Vous l’aurez compris, mes chers collègues, je loue l’intention des auteurs de la proposition de loi, mais, pour toutes les raisons que j’ai évoquées, il est impossible de soutenir celle-ci. Le droit positif peut, certes, être amélioré, mais nous devons trouver d’autres voies pour le faire.

L’intérêt de ce texte est surtout d’ouvrir le débat et, à ce titre, je remercie son auteur, Françoise Laborde, vice-présidente de la délégation aux droits des femmes et à l’égalité des chances entre les hommes et les femmes.

Toutes les pistes doivent être envisagées. Au-delà de la problématique du régime de l’exécution des peines, nous devrions notamment veiller à améliorer le droit à l’information des victimes. Celles-ci doivent être informées de la date précise et des conditions de sortie de leur agresseur – si l’on en croit ce qui ressort de certains forums.

Autre voie à suivre, l’éducation dès le plus jeune âge à la lutte contre les violences faites aux femmes.

La fondation UEFA pour l’enfance a par exemple financé et aidé à développer un programme dénommé Just Play, qui a prouvé son efficacité en Inde et en Océanie.

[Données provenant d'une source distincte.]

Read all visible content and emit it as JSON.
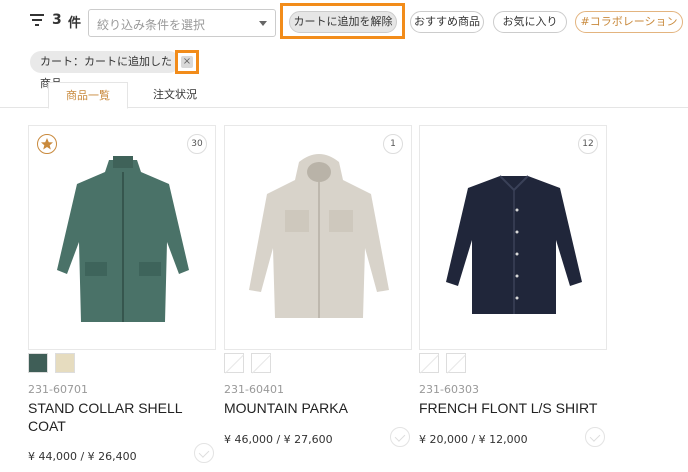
{
  "filter": {
    "icon": "filter-icon",
    "count": "3",
    "count_unit": "件",
    "select_placeholder": "絞り込み条件を選択",
    "tags": {
      "active": "カートに追加を解除",
      "recommended": "おすすめ商品",
      "favorites": "お気に入り",
      "collab": "#コラボレーション"
    }
  },
  "active_filter": {
    "label": "カート：カートに追加した商品",
    "remove_icon": "close-icon",
    "remove_symbol": "×"
  },
  "tabs": [
    "商品一覧",
    "注文状況"
  ],
  "colors": {
    "highlight": "#f28c1a",
    "accent": "#c98a3d"
  },
  "products": [
    {
      "count_badge": "30",
      "favorite_icon": "star-icon",
      "swatches": [
        "#3f5e57",
        "#e6dcbf"
      ],
      "sku": "231-60701",
      "name": "STAND COLLAR SHELL COAT",
      "price": "¥ 44,000 / ¥ 26,400",
      "garment_color": "#4a7268"
    },
    {
      "count_badge": "1",
      "swatches": [],
      "sku": "231-60401",
      "name": "MOUNTAIN PARKA",
      "price": "¥ 46,000 / ¥ 27,600",
      "garment_color": "#d8d3ca"
    },
    {
      "count_badge": "12",
      "swatches": [],
      "sku": "231-60303",
      "name": "FRENCH FLONT L/S SHIRT",
      "price": "¥ 20,000 / ¥ 12,000",
      "garment_color": "#20263a"
    }
  ]
}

Les chiffres dans le Pacifique sont consternants : 57 % des femmes ont déjà été battues par leur partenaire et 75 % des adolescents garçons interrogés estiment qu’il est acceptable de frapper sa femme. Le programme Just Play enseigne aux jeunes du Pacifique, à travers le football, le respect et la tolérance entre les deux sexes. Les résultats sont probants et les mentalités de ces jeunes, depuis l’introduction du programme en 2009, ont changé. Apprendre l’égalité des sexes, dès l’adolescence, et sensibiliser à la lutte contre les violences conjugales pourrait constituer une voie intéressante et peu onéreuse.

Avant de conclure, je souhaite remercier Mme le rapporteur Brigitte Lherbier pour la qualité de son travail.